Equality and the Rule of Law vs. Religious Institutions (Book Notes: God vs. the Gavel)
Throughout much of Western history, Christian churches occupied a privileged place in society. Religious institutions were sovereign, which meant that for the most part they simply weren't subject to the civil laws that applied to everyone else - and this includes the clergy. A priest who raped a child might only be sentenced a a year in a monastery while anyone else would be put to death.

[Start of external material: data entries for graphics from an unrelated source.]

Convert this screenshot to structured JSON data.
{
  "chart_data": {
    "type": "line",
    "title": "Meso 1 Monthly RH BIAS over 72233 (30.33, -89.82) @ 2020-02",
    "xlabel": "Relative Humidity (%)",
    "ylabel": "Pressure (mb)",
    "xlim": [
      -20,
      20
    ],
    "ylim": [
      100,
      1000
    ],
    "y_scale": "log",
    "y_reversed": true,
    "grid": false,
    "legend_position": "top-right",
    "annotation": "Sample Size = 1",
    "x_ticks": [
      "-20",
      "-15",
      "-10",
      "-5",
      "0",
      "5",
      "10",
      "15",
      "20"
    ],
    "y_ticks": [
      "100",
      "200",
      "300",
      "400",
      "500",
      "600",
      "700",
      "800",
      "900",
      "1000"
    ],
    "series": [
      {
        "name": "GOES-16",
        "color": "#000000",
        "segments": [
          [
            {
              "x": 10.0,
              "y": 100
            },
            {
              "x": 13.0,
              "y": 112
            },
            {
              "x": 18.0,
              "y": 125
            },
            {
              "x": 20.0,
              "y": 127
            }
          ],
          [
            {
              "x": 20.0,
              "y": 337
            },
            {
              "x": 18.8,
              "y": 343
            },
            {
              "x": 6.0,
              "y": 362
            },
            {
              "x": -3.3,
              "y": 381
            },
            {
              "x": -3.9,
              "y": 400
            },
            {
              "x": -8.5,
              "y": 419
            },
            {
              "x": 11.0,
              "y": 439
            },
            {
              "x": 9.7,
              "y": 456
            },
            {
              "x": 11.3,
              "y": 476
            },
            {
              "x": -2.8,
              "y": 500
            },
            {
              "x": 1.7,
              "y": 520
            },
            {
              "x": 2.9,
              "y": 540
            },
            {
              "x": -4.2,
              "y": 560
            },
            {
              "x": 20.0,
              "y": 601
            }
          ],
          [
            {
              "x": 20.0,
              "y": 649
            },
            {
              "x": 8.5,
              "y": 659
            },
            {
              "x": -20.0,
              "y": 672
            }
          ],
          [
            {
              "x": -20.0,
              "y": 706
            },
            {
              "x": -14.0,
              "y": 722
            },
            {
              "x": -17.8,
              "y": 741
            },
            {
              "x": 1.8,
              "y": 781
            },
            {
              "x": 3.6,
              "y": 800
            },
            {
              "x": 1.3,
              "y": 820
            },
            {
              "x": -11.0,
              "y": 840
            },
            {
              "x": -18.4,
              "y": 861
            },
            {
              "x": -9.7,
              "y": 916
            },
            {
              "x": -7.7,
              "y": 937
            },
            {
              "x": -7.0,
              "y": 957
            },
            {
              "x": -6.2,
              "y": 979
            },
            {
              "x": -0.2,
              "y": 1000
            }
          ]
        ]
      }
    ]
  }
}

In God vs. the Gavel: Religion and the Rule of Law, Marci A. Hamilton explains how Western law changed to bring churches and other religious institutions under the umbrella of neutral, generally applicable laws:
Since the 12th century, when Henry II took the first steps toward a common law by resisting a separate sphere of justice for clergy, the justifications for special treatment of religious entities have become increasingly hollow. Although it took centuries for Henry II's intended reforms to be fully effected, the logic of Henry's attempts to place clergy under the same justice system as an others was ineluctable: the victim of rape or murder by a clergy member is just as injured as the victim of an ordinary citizen. The injury demands proportional punishment, which is determined according to the harm, not the identity of the actor. ...

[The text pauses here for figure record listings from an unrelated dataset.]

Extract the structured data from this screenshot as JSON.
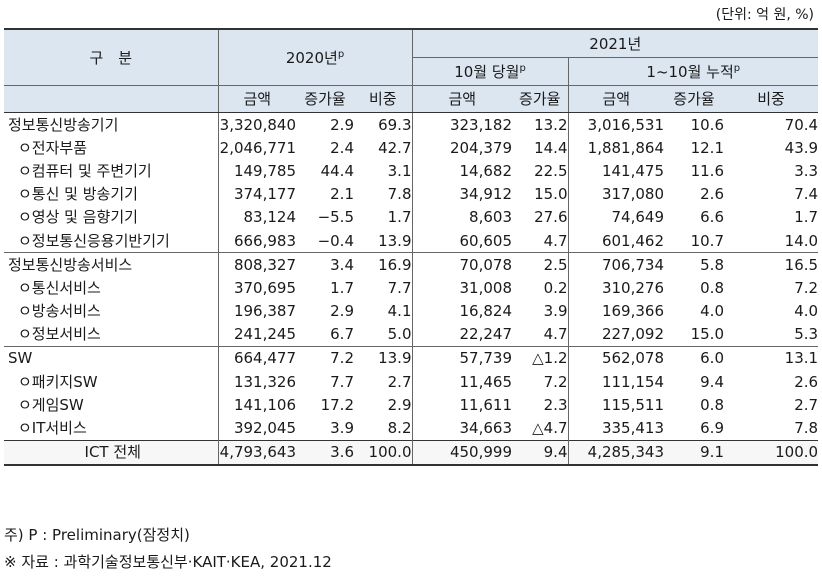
{
  "unit": "(단위: 억 원, %)",
  "header": {
    "category": "구　분",
    "y2020": "2020년",
    "y2020_sup": "p",
    "y2021": "2021년",
    "oct": "10월 당월",
    "oct_sup": "p",
    "cum": "1~10월 누적",
    "cum_sup": "p",
    "amount": "금액",
    "growth": "증가율",
    "share": "비중"
  },
  "rows": [
    {
      "label": "정보통신방송기기",
      "sub": false,
      "cells": [
        "3,320,840",
        "2.9",
        "69.3",
        "323,182",
        "13.2",
        "3,016,531",
        "10.6",
        "70.4"
      ]
    },
    {
      "label": "ㅇ전자부품",
      "sub": true,
      "cells": [
        "2,046,771",
        "2.4",
        "42.7",
        "204,379",
        "14.4",
        "1,881,864",
        "12.1",
        "43.9"
      ]
    },
    {
      "label": "ㅇ컴퓨터 및 주변기기",
      "sub": true,
      "cells": [
        "149,785",
        "44.4",
        "3.1",
        "14,682",
        "22.5",
        "141,475",
        "11.6",
        "3.3"
      ]
    },
    {
      "label": "ㅇ통신 및 방송기기",
      "sub": true,
      "cells": [
        "374,177",
        "2.1",
        "7.8",
        "34,912",
        "15.0",
        "317,080",
        "2.6",
        "7.4"
      ]
    },
    {
      "label": "ㅇ영상 및 음향기기",
      "sub": true,
      "cells": [
        "83,124",
        "−5.5",
        "1.7",
        "8,603",
        "27.6",
        "74,649",
        "6.6",
        "1.7"
      ]
    },
    {
      "label": "ㅇ정보통신응용기반기기",
      "sub": true,
      "cells": [
        "666,983",
        "−0.4",
        "13.9",
        "60,605",
        "4.7",
        "601,462",
        "10.7",
        "14.0"
      ]
    },
    {
      "label": "정보통신방송서비스",
      "sub": false,
      "cells": [
        "808,327",
        "3.4",
        "16.9",
        "70,078",
        "2.5",
        "706,734",
        "5.8",
        "16.5"
      ]
    },
    {
      "label": "ㅇ통신서비스",
      "sub": true,
      "cells": [
        "370,695",
        "1.7",
        "7.7",
        "31,008",
        "0.2",
        "310,276",
        "0.8",
        "7.2"
      ]
    },
    {
      "label": "ㅇ방송서비스",
      "sub": true,
      "cells": [
        "196,387",
        "2.9",
        "4.1",
        "16,824",
        "3.9",
        "169,366",
        "4.0",
        "4.0"
      ]
    },
    {
      "label": "ㅇ정보서비스",
      "sub": true,
      "cells": [
        "241,245",
        "6.7",
        "5.0",
        "22,247",
        "4.7",
        "227,092",
        "15.0",
        "5.3"
      ]
    },
    {
      "label": "SW",
      "sub": false,
      "cells": [
        "664,477",
        "7.2",
        "13.9",
        "57,739",
        "△1.2",
        "562,078",
        "6.0",
        "13.1"
      ]
    },
    {
      "label": "ㅇ패키지SW",
      "sub": true,
      "cells": [
        "131,326",
        "7.7",
        "2.7",
        "11,465",
        "7.2",
        "111,154",
        "9.4",
        "2.6"
      ]
    },
    {
      "label": "ㅇ게임SW",
      "sub": true,
      "cells": [
        "141,106",
        "17.2",
        "2.9",
        "11,611",
        "2.3",
        "115,511",
        "0.8",
        "2.7"
      ]
    },
    {
      "label": "ㅇIT서비스",
      "sub": true,
      "cells": [
        "392,045",
        "3.9",
        "8.2",
        "34,663",
        "△4.7",
        "335,413",
        "6.9",
        "7.8"
      ]
    }
  ],
  "total": {
    "label": "ICT 전체",
    "cells": [
      "4,793,643",
      "3.6",
      "100.0",
      "450,999",
      "9.4",
      "4,285,343",
      "9.1",
      "100.0"
    ]
  },
  "notes": {
    "note1": "주) P : Preliminary(잠정치)",
    "note2": "※ 자료 : 과학기술정보통신부·KAIT·KEA, 2021.12"
  }
}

Before the common law and its equalizing principles were entrenched and before the creation of the United States, churches did have autonomy from the law. The rights of religious institutions and their clergy were above those of ordinary citizens. From the 3rd to the 16th centuries in Britain, church autonomy was in fact the order of the day. The Roman Catholic Church was permitted to harbor fugitives from the law under the practice of "sanctuary."

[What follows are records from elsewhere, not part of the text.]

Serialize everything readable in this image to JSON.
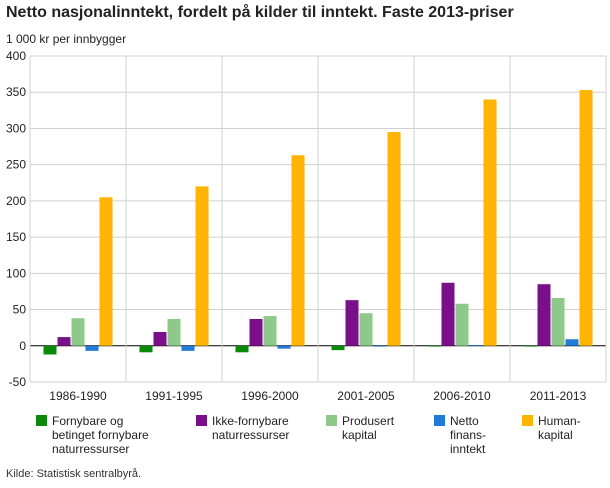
{
  "chart_data": {
    "type": "bar",
    "title": "Netto nasjonalinntekt, fordelt på kilder til inntekt. Faste 2013-priser",
    "ylabel": "1 000 kr per innbygger",
    "xlabel": "",
    "ylim": [
      -50,
      400
    ],
    "yticks": [
      -50,
      0,
      50,
      100,
      150,
      200,
      250,
      300,
      350,
      400
    ],
    "grid": true,
    "legend_position": "bottom",
    "categories": [
      "1986-1990",
      "1991-1995",
      "1996-2000",
      "2001-2005",
      "2006-2010",
      "2011-2013"
    ],
    "series": [
      {
        "name": "Fornybare og\nbetinget fornybare\nnaturressurser",
        "color": "#0a8a0a",
        "values": [
          -12,
          -9,
          -9,
          -6,
          -1,
          -1
        ]
      },
      {
        "name": "Ikke-fornybare\nnaturressurser",
        "color": "#7a0f8a",
        "values": [
          12,
          19,
          37,
          63,
          87,
          85
        ]
      },
      {
        "name": "Produsert\nkapital",
        "color": "#8fc98a",
        "values": [
          38,
          37,
          41,
          45,
          58,
          66
        ]
      },
      {
        "name": "Netto\nfinans-\ninntekt",
        "color": "#1f7ad8",
        "values": [
          -7,
          -7,
          -4,
          -1,
          1,
          9
        ]
      },
      {
        "name": "Human-\nkapital",
        "color": "#ffb400",
        "values": [
          205,
          220,
          263,
          295,
          340,
          353
        ]
      }
    ]
  },
  "source": "Kilde: Statistisk sentralbyrå."
}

The idea that a crime should be punished based upon the harm done to the victim rather than the identity of the actor will seem obvious to people today, but clearly it wasn't always obvious in the past. In fact, the belief that certain classes of people should be privileged and not subject to the same legal requirements as the rest of the population has been very slow to die. Even people who express support for the principle of equality of all before the law will be quick to support the privileging of some group if it turns out that they are members or might somehow benefit personally.
The church was co-sovereign with the state, and it instituted ecclesiastical courts that provided separate (and far more lenient) justice for the criminal acts of clergy, which came to be called the benefit of clergy. In more recent times, a judicial doctrine was crafted that shielded religious institutions from civil lawsuits demanding monetary damages for harm done by the institution or its employees. Each of these tacks provided meaningful autonomy for religious institutions, each permitted such institutions to be unaccountable to the public good, and each has been repealed or overruled or, in the case of charitable immunity, significantly weakened in Britain and the United States.
They key concept here may be "public good." Churches and other public institutions shouldn't be allowed to harm the "public good" or cause harm to citizens simply because they are religious. In other words, they shouldn't be allowed to get away with harmful, dangerous behavior that secular institutions would be prohibited from doing. If no harm is being caused and no one is being hurt, then permitting a religious institution to do something that is otherwise prohibited shouldn't be a problem.
Then again, if there really is no harm and there really is no one being hurt, then why is it prohibited in the first place?